I tried to let you go
I tried to let you go. I tried to forgive you. I really did try.
But my hate just couldn’t stay dormant. No, after what you did? How could I sleep peacefully at night, knowing that you were just living your life after hurting me like that? Acting as if what we went through together never happened?
No. I just couldn’t leave that unresolved. I couldn’t let you get away with it.
I tried to let you go. I tried to forgive you. I really did try.
When you opened the door, my heart skipped a beat as my intentions started to waiver. But that hesitation only lasted a nanosecond.
I forced myself in, and then shot my fist into your face, knocking you down onto the floor. I saw the blood run down your nose. Back then, I would have made myself sick just with the mere thought of hurting you like that.

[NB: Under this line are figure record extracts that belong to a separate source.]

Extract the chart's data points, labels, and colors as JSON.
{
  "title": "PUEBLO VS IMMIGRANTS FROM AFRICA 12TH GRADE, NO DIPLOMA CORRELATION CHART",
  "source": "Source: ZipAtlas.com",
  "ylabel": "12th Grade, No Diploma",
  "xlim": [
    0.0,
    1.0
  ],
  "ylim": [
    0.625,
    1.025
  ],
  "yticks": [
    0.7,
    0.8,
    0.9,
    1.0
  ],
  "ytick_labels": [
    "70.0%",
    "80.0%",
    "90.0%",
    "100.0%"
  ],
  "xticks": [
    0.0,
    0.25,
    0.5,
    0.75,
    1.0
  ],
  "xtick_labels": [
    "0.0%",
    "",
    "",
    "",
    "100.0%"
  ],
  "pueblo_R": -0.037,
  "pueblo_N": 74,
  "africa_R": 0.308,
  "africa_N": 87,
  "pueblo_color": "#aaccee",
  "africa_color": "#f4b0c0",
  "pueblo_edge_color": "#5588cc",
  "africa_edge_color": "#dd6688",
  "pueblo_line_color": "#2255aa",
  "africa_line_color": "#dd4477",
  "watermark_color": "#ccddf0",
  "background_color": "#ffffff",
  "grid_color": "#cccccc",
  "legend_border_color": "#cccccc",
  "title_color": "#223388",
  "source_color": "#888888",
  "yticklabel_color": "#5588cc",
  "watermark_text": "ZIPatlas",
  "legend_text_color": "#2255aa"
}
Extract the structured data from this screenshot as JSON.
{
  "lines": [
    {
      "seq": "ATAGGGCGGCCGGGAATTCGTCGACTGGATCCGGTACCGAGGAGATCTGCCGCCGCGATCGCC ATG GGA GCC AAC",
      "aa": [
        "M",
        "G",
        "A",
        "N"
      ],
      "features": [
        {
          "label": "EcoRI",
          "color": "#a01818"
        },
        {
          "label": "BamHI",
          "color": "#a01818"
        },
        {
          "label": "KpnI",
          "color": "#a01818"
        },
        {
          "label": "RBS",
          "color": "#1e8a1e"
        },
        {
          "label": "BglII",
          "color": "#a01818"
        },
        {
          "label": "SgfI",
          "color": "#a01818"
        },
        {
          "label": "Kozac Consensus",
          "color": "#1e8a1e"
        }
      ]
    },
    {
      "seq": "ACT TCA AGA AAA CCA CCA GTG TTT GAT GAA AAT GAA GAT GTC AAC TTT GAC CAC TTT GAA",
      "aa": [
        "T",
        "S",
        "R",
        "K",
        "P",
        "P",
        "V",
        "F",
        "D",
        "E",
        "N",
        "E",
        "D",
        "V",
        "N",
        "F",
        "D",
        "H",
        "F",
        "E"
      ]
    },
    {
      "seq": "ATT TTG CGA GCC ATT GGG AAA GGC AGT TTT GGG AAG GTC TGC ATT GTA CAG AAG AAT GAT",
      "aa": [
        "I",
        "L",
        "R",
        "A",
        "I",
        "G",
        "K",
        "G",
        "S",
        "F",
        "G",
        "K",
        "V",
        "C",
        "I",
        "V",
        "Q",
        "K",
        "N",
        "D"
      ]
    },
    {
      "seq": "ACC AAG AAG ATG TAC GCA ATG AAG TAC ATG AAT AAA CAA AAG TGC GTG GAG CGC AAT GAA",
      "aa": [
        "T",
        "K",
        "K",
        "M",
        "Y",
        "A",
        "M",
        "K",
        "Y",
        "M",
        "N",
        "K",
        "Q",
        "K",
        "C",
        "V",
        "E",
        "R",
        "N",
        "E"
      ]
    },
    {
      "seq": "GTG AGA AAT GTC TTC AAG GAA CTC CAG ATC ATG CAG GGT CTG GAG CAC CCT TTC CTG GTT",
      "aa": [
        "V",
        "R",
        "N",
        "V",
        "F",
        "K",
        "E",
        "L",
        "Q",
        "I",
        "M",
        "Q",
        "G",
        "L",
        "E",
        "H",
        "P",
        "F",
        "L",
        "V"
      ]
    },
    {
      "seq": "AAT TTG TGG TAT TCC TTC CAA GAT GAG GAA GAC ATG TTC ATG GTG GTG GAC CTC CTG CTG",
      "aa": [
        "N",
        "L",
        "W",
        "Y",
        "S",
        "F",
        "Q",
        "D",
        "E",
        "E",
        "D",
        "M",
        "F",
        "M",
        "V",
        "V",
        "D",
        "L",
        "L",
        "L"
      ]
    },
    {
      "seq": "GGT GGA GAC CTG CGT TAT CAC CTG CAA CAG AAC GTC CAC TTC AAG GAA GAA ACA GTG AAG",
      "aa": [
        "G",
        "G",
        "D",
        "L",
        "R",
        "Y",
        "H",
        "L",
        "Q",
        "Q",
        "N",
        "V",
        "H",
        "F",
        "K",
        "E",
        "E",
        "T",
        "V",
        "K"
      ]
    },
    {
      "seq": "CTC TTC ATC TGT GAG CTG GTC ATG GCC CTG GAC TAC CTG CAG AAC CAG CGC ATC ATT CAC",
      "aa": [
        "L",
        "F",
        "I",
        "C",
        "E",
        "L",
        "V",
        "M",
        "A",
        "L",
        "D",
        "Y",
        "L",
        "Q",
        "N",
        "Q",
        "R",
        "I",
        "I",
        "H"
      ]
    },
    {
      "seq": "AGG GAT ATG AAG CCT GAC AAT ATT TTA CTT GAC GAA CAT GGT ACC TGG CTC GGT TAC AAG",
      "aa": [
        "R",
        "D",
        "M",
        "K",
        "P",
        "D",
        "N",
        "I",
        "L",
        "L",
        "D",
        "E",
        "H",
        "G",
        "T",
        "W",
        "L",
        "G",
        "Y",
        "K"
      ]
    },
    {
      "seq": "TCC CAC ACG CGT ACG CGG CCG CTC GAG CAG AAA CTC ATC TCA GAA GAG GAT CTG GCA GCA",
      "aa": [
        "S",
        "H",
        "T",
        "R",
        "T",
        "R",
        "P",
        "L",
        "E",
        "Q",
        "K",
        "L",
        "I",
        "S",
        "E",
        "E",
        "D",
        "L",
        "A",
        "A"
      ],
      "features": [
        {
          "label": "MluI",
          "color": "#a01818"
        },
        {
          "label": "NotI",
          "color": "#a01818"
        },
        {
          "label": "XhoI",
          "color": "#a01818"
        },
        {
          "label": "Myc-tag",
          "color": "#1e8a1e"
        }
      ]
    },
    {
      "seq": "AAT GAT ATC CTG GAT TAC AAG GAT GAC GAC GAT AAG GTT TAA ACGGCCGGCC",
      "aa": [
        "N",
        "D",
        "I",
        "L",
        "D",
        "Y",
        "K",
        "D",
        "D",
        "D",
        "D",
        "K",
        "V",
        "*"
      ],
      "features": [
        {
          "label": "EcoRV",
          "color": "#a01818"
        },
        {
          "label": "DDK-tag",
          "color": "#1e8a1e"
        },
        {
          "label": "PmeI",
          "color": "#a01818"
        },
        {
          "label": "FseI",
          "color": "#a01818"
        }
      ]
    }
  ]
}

But you killed that part of me.
I got on top, and wrapped my hands around your throat.
I looked into your brown eyes that I was once enamored by as I squeezed, Until you went stiff.
I must confess, even as i’m dragging your body through the woods, part of me feels some disappointment. I never wanted any of this to happen. I wish things had gone differently.
But it’s too late for that now. You have paid the price. I have slain the agony within me.
“Goodbye” I say as I watch your body float down the river.
I tried to let you. I tried to forgive you. I really did try.